Бродский прибыл около одиннадцати часов в сопровождении Володи Молчанова и руководства арсенала. Заслушав стандартные доклады, Бродский решил первоначально ознакомиться с работой цеха. До назначения начальником МТУ он был заместителем Хурденко А. А. по боевой подготовке. На арсеналах ему приходилось бывать редко, больше на кораблях, на практических стрельбах, минных постановках, тралении. Неожиданно Бродский решил начать разговор с Тихонычем и не о торпедах, а о его претензиях к работе МТУ. Так как Бродского сопровождал начальник торпедного отдела, то задай он этот вопрос Рыбакову или Лелеткину, те уклонились бы от конкретного ответа на правах приятелей Молчанова.
Но Тихоныч неожиданно представившуюся ему возможность выложить начальству все, что он думает на этот счет, не упустил и стал выкладывать, что претензий много:
— Во-первых, замучили приготовления торпед. Мы — цех ремонта, у нас план. План постоянно срывается, приходят телефонограммы на необходимость приготовления торпед в короткий срок. Работаем вечерами, субботами, воскресеньями. Приготовим — потом лежат неделю-другую, никто их не берет, а когда собираются прибыть принимать, торпеды нужно переприготовлять, так как сроки хранения истекли. Это по практическим. Боевые тоже заставляют готовить. Причем, спецгруппа готовит только под специальную боевую часть, у них работы мало, надо бы их привлекать, чтобы не бездельничали и не теряли навыков…
Леша Лелеткин позеленел и не преминул перебить Тихоныча: «Не ваше это дело. Личный состав группы не положено чрезмерно загружать работой, иначе он может допустить ошибки при приготовлении ответственных торпед». Его гнев всех рассмешил.
— Сколько вы готовите торпед в месяц, товарищ Лелеткин? — спросил его Бродский.
— Четыре-пять, но мы же сопровождаем торпеды до баз, обеспечиваем стыковку со специальной боевой частью, проверяем личный состав кораблей, состояние контрольно-блокировочных устройств.
— Хорошо, — ответил Бродский, — я вас нагружу теперь, — и, обращаясь к Тихонычу, спросил, кто дает эти команды на приготовление торпед?
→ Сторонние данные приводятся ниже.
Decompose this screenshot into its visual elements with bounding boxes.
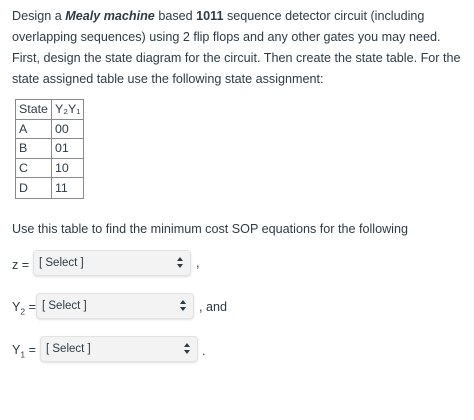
dropdown-caret-icon (184, 342, 190, 356)
instruction-text: Use this table to find the minimum cost SOP equations for the following (12, 222, 408, 236)
label-main: z (12, 258, 19, 272)
header-assignment: Y₂Y₁ (51, 100, 84, 120)
assignment-cell: 11 (51, 178, 84, 199)
assignment-cell: 10 (51, 158, 84, 178)
label-equals: = (25, 300, 36, 314)
dropdown-caret-icon (180, 299, 186, 313)
select-value: [ Select ] (39, 257, 84, 269)
select-value: [ Select ] (46, 343, 91, 355)
state-assignment-table (15, 99, 84, 199)
select-dropdown-z[interactable] (33, 250, 191, 276)
question-intro (12, 6, 466, 90)
assignment-cell: 00 (51, 119, 84, 139)
label-subscript: 2 (20, 306, 26, 317)
assignment-cell: 01 (51, 139, 84, 159)
select-dropdown-y1[interactable] (40, 336, 198, 362)
header-state: State (16, 100, 52, 120)
state-cell: B (16, 139, 52, 159)
intro-text-1: Design a (12, 9, 66, 23)
select-value: [ Select ] (42, 300, 87, 312)
trailing-punctuation: , (196, 256, 200, 270)
table-row (16, 158, 84, 178)
label-equals: = (18, 258, 30, 272)
intro-text-2: based (154, 9, 197, 23)
intro-emphasis: Mealy machine (65, 9, 155, 23)
answer-label-y2 (12, 300, 36, 317)
trailing-punctuation: , and (199, 300, 228, 314)
state-cell: C (16, 158, 52, 178)
table-row (16, 139, 84, 159)
table-header-row (16, 100, 84, 120)
intro-sequence: 1011 (196, 9, 224, 23)
trailing-punctuation: . (202, 344, 206, 358)
answer-label-z (12, 258, 29, 272)
select-dropdown-y2[interactable] (36, 293, 194, 319)
state-cell: A (16, 119, 52, 139)
table-row (16, 178, 84, 199)
answer-label-y1 (12, 343, 36, 360)
label-main: Y (12, 343, 21, 357)
table-row (16, 119, 84, 139)
label-subscript: 1 (20, 349, 26, 360)
dropdown-caret-icon (177, 256, 183, 270)
state-cell: D (16, 178, 52, 199)
intro-text-3: sequence detector circuit (including overlapping sequences) using 2 flip flops and any other gates you may need. First, design the state diagram for the circuit. Then create the state table. For the state assigned table use the following state assignment: (12, 9, 461, 86)
label-main: Y (12, 300, 21, 314)
label-equals: = (25, 343, 36, 357)
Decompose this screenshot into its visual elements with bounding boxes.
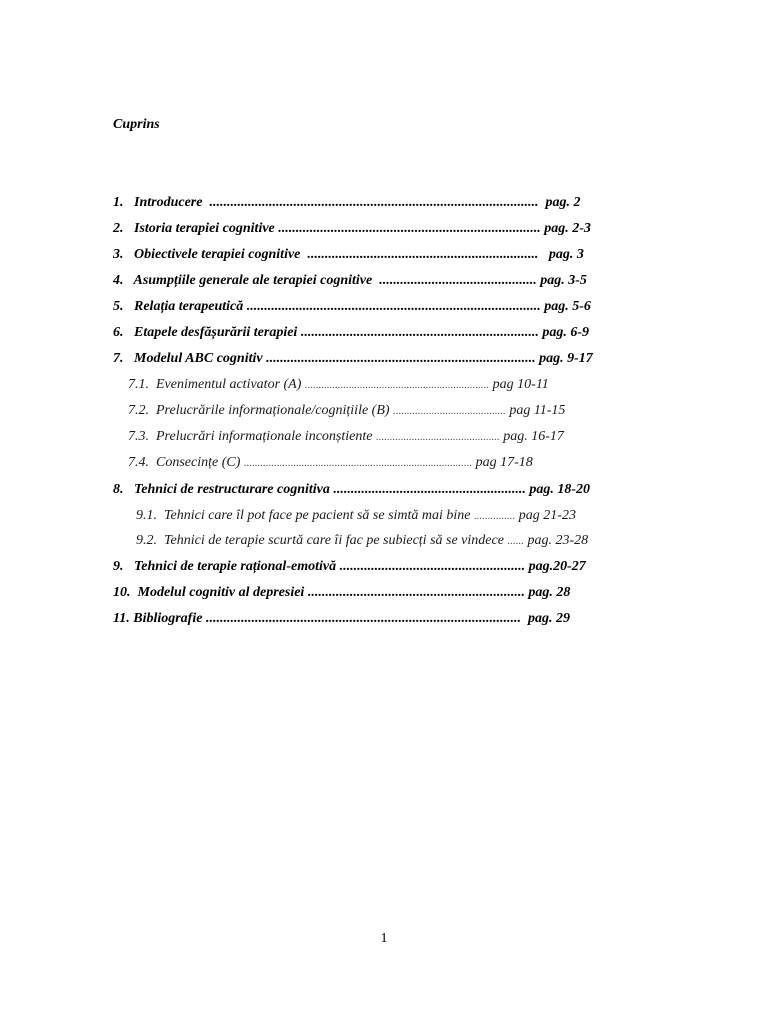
toc-entry-leader: ..................................................... [339, 559, 526, 574]
toc-entry-page: pag. 9-17 [535, 351, 593, 366]
toc-entry-title: 7.3. Prelucrări informaționale inconștiente [128, 429, 376, 444]
toc-entry-title: 7.1. Evenimentul activator (A) [128, 377, 305, 392]
toc-entry-leader: ........................................................................... [278, 221, 541, 236]
toc-entry-leader: ............................................. [379, 273, 537, 288]
toc-subentry [128, 376, 549, 394]
toc-subentry [128, 454, 533, 472]
toc-subentry [136, 507, 576, 525]
toc-subentry [128, 402, 565, 420]
toc-entry-title: 4. Asumpțiile generale ale terapiei cognitive [113, 273, 380, 288]
page-number: 1 [380, 931, 388, 946]
toc-heading: Cuprins [113, 117, 160, 132]
toc-entry-title: 2. Istoria terapiei cognitive [113, 221, 279, 236]
toc-entry-page: pag. 18-20 [525, 482, 591, 497]
toc-entry [113, 350, 593, 368]
toc-entry-page: pag 21-23 [515, 508, 576, 523]
toc-entry-title: 11. Bibliografie [113, 611, 206, 626]
toc-entry-leader: .................................................................... [300, 325, 539, 340]
toc-entry [113, 610, 570, 628]
toc-entry [113, 220, 591, 238]
toc-entry-page: pag. 3 [538, 247, 584, 262]
toc-entry-page: pag. 3-5 [536, 273, 587, 288]
toc-entry-page: pag. 29 [520, 611, 570, 626]
toc-entry-page: pag. 2 [538, 195, 581, 210]
toc-entry-leader: ................................................................................... [243, 457, 473, 469]
toc-entry-page: pag. 5-6 [540, 299, 591, 314]
toc-entry-title: 10. Modelul cognitiv al depresiei [113, 585, 308, 600]
toc-entry [113, 558, 586, 576]
toc-entry-page: pag. 23-28 [523, 533, 589, 548]
toc-entry [113, 246, 584, 264]
toc-entry [113, 272, 587, 290]
toc-entry [113, 298, 591, 316]
toc-entry-title: 8. Tehnici de restructurare cognitiva [113, 482, 334, 497]
toc-entry-title: 7. Modelul ABC cognitiv [113, 351, 267, 366]
toc-entry-page: pag. 16-17 [499, 429, 564, 444]
toc-entry [113, 584, 570, 602]
toc-entry-leader: .............................................................. [307, 585, 525, 600]
toc-entry-leader: ....................................................... [333, 482, 526, 497]
toc-entry-title: 1. Introducere [113, 195, 210, 210]
toc-entry-title: 7.2. Prelucrările informaționale/cognițiile (B) [128, 403, 394, 418]
toc-entry-leader: .................................................................................... [246, 299, 541, 314]
toc-entry [113, 194, 580, 212]
toc-entry-page: pag 17-18 [472, 455, 533, 470]
toc-subentry [136, 532, 588, 550]
toc-entry-title: 9.1. Tehnici care îl pot face pe pacient să se simtă mai bine [136, 508, 475, 523]
toc-entry-page: pag. 28 [524, 585, 571, 600]
toc-entry-title: 9. Tehnici de terapie rațional-emotivă [113, 559, 340, 574]
toc-subentry [128, 428, 564, 446]
toc-entry-title: 7.4. Consecințe (C) [128, 455, 244, 470]
toc-entry-leader: .................................................................. [307, 247, 539, 262]
toc-entry-leader: ............................................. [375, 431, 500, 443]
toc-entry-page: pag.20-27 [525, 559, 586, 574]
toc-entry-leader: ................................................................... [304, 379, 490, 391]
toc-entry-title: 5. Relația terapeutică [113, 299, 247, 314]
toc-entry [113, 481, 590, 499]
toc-entry-title: 9.2. Tehnici de terapie scurtă care îi fac pe subiecți să se vindece [136, 533, 508, 548]
toc-entry-leader: ...... [507, 535, 524, 547]
toc-entry-page: pag 11-15 [505, 403, 566, 418]
toc-entry-title: 3. Obiectivele terapiei cognitive [113, 247, 308, 262]
toc-entry-page: pag. 2-3 [540, 221, 591, 236]
toc-entry-leader: ............... [474, 510, 516, 522]
toc-entry-leader: .............................................................................................. [209, 195, 539, 210]
toc-entry-leader: ......................................... [393, 405, 506, 417]
toc-entry-page: pag. 6-9 [538, 325, 589, 340]
toc-entry-page: pag 10-11 [489, 377, 549, 392]
toc-entry [113, 324, 589, 342]
toc-entry-leader: ............................................................................. [266, 351, 536, 366]
toc-entry-title: 6. Etapele desfășurării terapiei [113, 325, 301, 340]
toc-entry-leader: .......................................................................................... [205, 611, 521, 626]
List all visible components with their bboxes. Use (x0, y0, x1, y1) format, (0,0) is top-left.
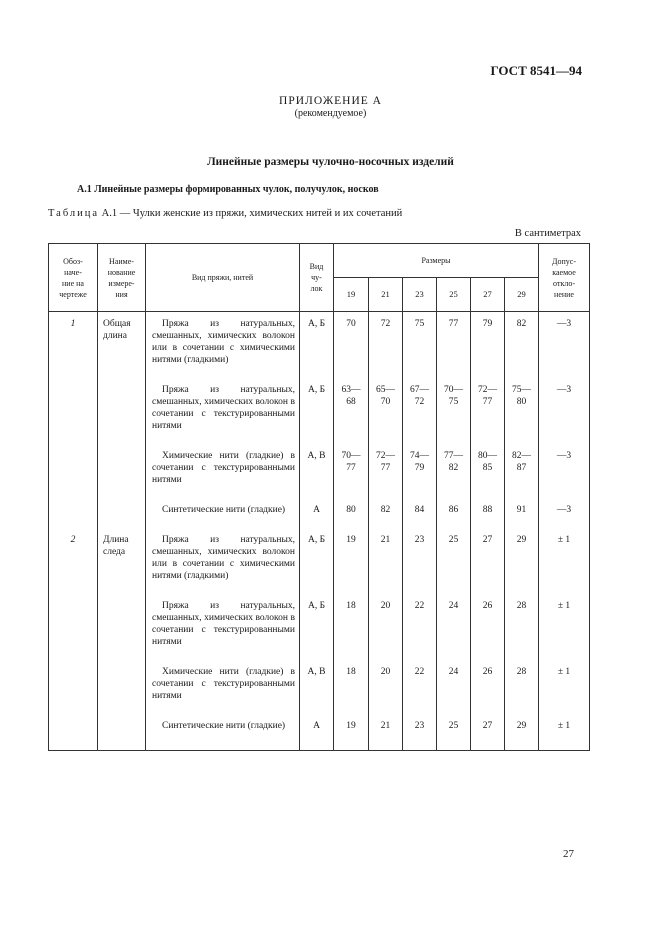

Тот указал на Молчанова. Подумав, Бродский сказал, обращаясь ко всем, что отныне только им подписанные телефонограммы и указания подлежат исполнению:
— Мы разберемся, на чем закончатся права начальников отдела, скорее всего, они будут подписывать информационные тексты. А теперь у меня к вам будет другой вопрос, Петр Тихонович. А почему нужно разбирать торпеды до последней детали при ремонте? Разве нельзя найти неисправный узел и его заменить? Вот часы. Если они не ходят, я иду к мастеру в мастерскую, он их вскрывает, смотрит, заменяет пружинку, берет с меня деньги — и весь ремонт. А вы все разбирать! Когда начнется война, нам нужны будут тысячи торпед, а вы крутитесь около одной по четыре человека жопа к жопе, извините, в течение суток. Неужели нельзя совместить операции, исключить повторы, нужно чтобы торпеда двигалась в цехе, как по конвейеру. Специалисты подходят, что-то проверяют, без больших перекуров и т. д. А почему их вообще нужно готовить? Почему их нельзя сразу заправлять энергокомпонентами и отправлять на корабли? Они же после ремонта.
Тихоныч думает и отвечает дипломатично, что, дескать, ученые люди занимаются разработкой торпед, и что, дескать, умные люди, должно быть, разрабатывают технологию их ремонта и приготовления к выстрелу. А мы что? Что нам напишут, то мы и делаем.
— В этом вы правы, — отвечал Бродский, — что везде нужны умные люди. Но свои предложения вы даете промышленности?
— Конечно, мы им все говорим, когда они приезжают для оказания помощи. И по инструкции, и по технологическим процессам.